Aaaw! He looks like an Insane drunken angel!

He buys me little gifts just just just just because, and flowers and love and I’m glad i am his and no other’s.  Sleep and snore right next to me and i adore the calm fall and rise of your chest. I want you to only ever see me at my very best. I forgot how to write love poems, simply ramble on about the homes i imagine we could build and all the soil your hands would till, be still my heart be still.

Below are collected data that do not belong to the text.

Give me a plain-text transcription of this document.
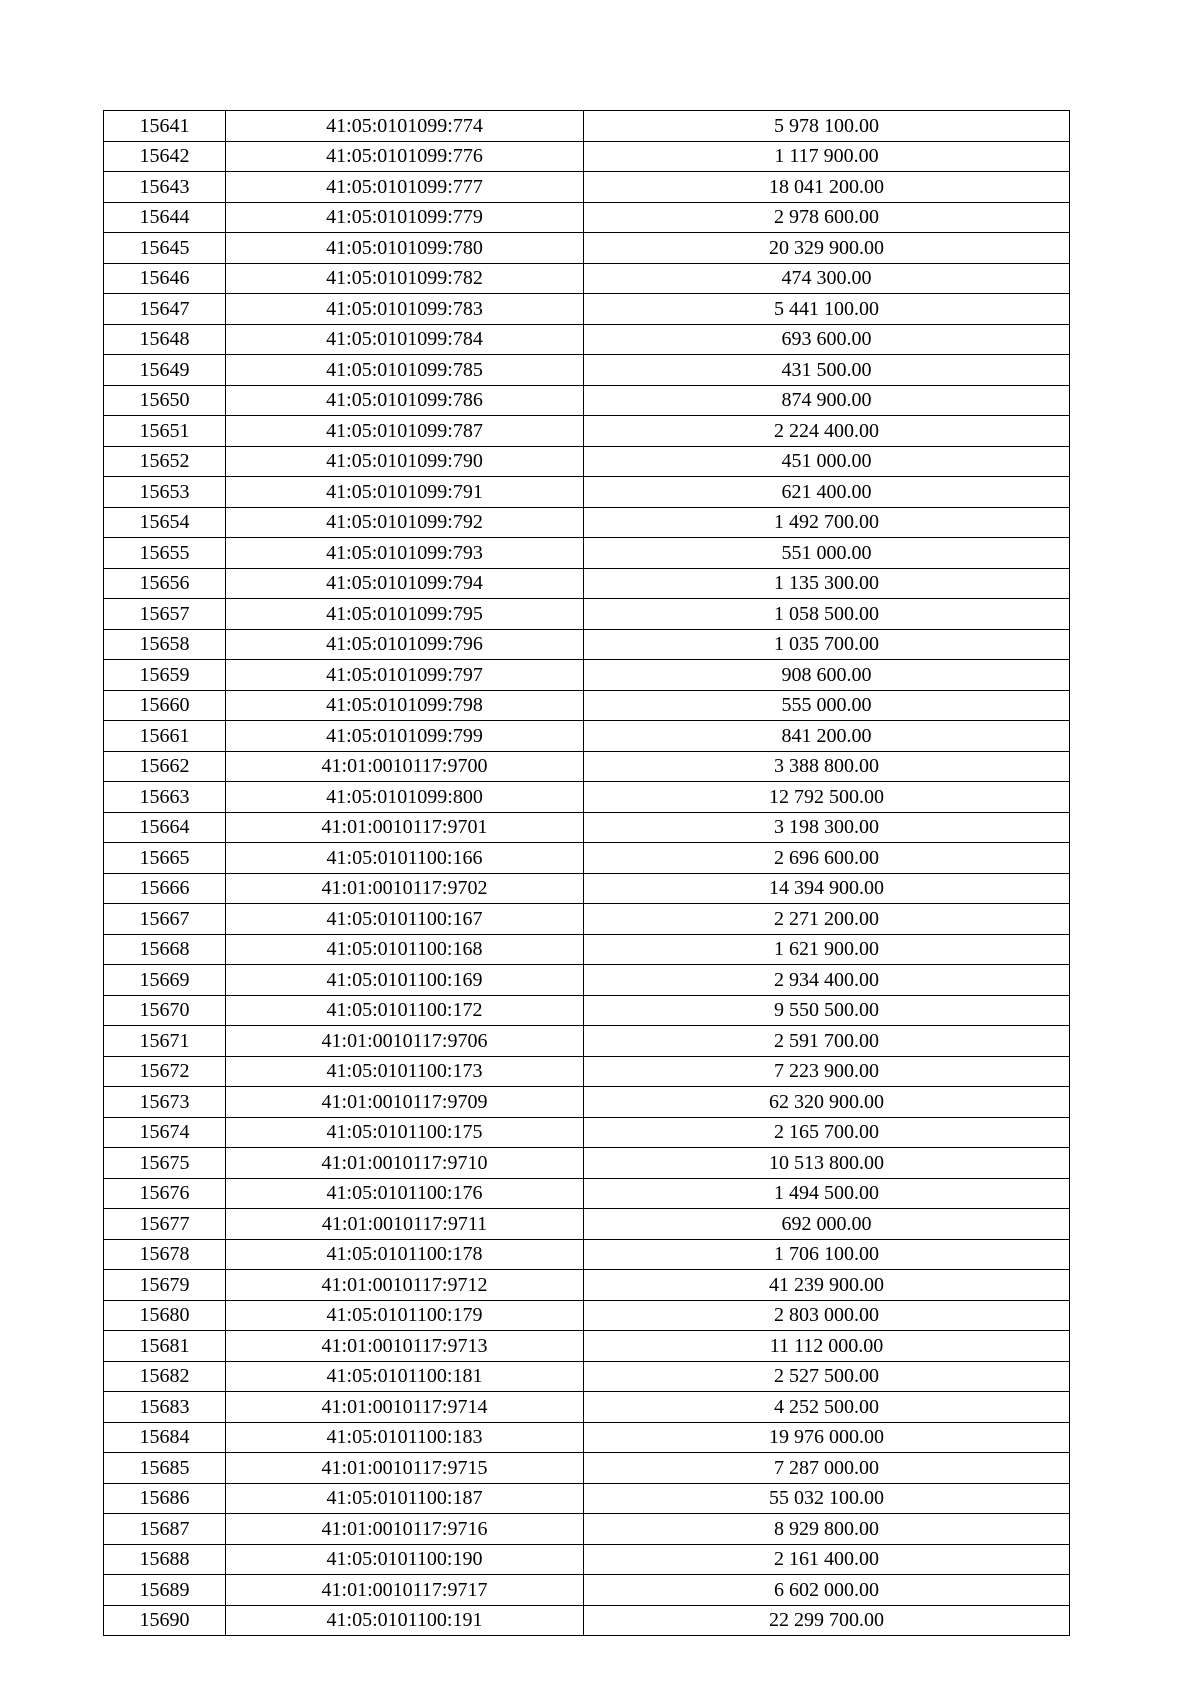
15641	41:05:0101099:774	5 978 100.00
15642	41:05:0101099:776	1 117 900.00
15643	41:05:0101099:777	18 041 200.00
15644	41:05:0101099:779	2 978 600.00
15645	41:05:0101099:780	20 329 900.00
15646	41:05:0101099:782	474 300.00
15647	41:05:0101099:783	5 441 100.00
15648	41:05:0101099:784	693 600.00
15649	41:05:0101099:785	431 500.00
15650	41:05:0101099:786	874 900.00
15651	41:05:0101099:787	2 224 400.00
15652	41:05:0101099:790	451 000.00
15653	41:05:0101099:791	621 400.00
15654	41:05:0101099:792	1 492 700.00
15655	41:05:0101099:793	551 000.00
15656	41:05:0101099:794	1 135 300.00
15657	41:05:0101099:795	1 058 500.00
15658	41:05:0101099:796	1 035 700.00
15659	41:05:0101099:797	908 600.00
15660	41:05:0101099:798	555 000.00
15661	41:05:0101099:799	841 200.00
15662	41:01:0010117:9700	3 388 800.00
15663	41:05:0101099:800	12 792 500.00
15664	41:01:0010117:9701	3 198 300.00
15665	41:05:0101100:166	2 696 600.00
15666	41:01:0010117:9702	14 394 900.00
15667	41:05:0101100:167	2 271 200.00
15668	41:05:0101100:168	1 621 900.00
15669	41:05:0101100:169	2 934 400.00
15670	41:05:0101100:172	9 550 500.00
15671	41:01:0010117:9706	2 591 700.00
15672	41:05:0101100:173	7 223 900.00
15673	41:01:0010117:9709	62 320 900.00
15674	41:05:0101100:175	2 165 700.00
15675	41:01:0010117:9710	10 513 800.00
15676	41:05:0101100:176	1 494 500.00
15677	41:01:0010117:9711	692 000.00
15678	41:05:0101100:178	1 706 100.00
15679	41:01:0010117:9712	41 239 900.00
15680	41:05:0101100:179	2 803 000.00
15681	41:01:0010117:9713	11 112 000.00
15682	41:05:0101100:181	2 527 500.00
15683	41:01:0010117:9714	4 252 500.00
15684	41:05:0101100:183	19 976 000.00
15685	41:01:0010117:9715	7 287 000.00
15686	41:05:0101100:187	55 032 100.00
15687	41:01:0010117:9716	8 929 800.00
15688	41:05:0101100:190	2 161 400.00
15689	41:01:0010117:9717	6 602 000.00
15690	41:05:0101100:191	22 299 700.00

Aaah! another pop close to the skull.

Emotionally drained. Not exactly hungry, but craving a fruit smoothie in the worst ways, one with some protein powder preferably. I should have $200 in the bank in 24 hours or so. Until then its rice and beans and beans and rice. I shouldn’t complain. At. All. I need a shower and a shave and I really wouldn’t mind if I could magically stave off my period for a few more days. Today, in ways, has seemed a mighty long day. ~ random break to practice bass ~ Still haven’t gotten any new articles. Haven’t heard anything for a few days… but my boss added me on google + … … so there’s that. I hope to get some soon, because it is wicked lame to not have any incoming income, you know what I mean brah?

Tired. writing a really difficult guide about DIY aquarium lighting and I don’t know anything about it and it’s wicked complicated so we’ll see how that goes… I’m already almost 300 words into it. (~slight pause for things and showering and maybe sex~) …. anyways, now it’s 2:30 in the morning and I have to turn my guide in by 10am my time and I’m sure I’ll have it done well before then and go to sleep eventually maybe for a little while…. buuut yeah! ** air guitar solo** tomorrow is Hanukkah and I’m actually looking forward to it, because I just am, shut up. Hanukkah is probably my favorite holiday next to Halloween. It just feels warm and nice and good to me. Not so much looking forward to Thanksgiving the next day… but I’m not going to dwell on that at all right now, or even grace it with a thought really. (oh shit, except I DO need to make sure I bring some sort of Thanksgiving appropriate attire, and not just giant piles of dirty laundry to wash at my parents’ house.) My brother and I went for a wog earlier (walk/jog) and it was good. It was freezing cold. I pushed myself to run a lot. I really really need to go do my work now.  ** More air guitars** OoOoOoOoOoOoOoOoOkay.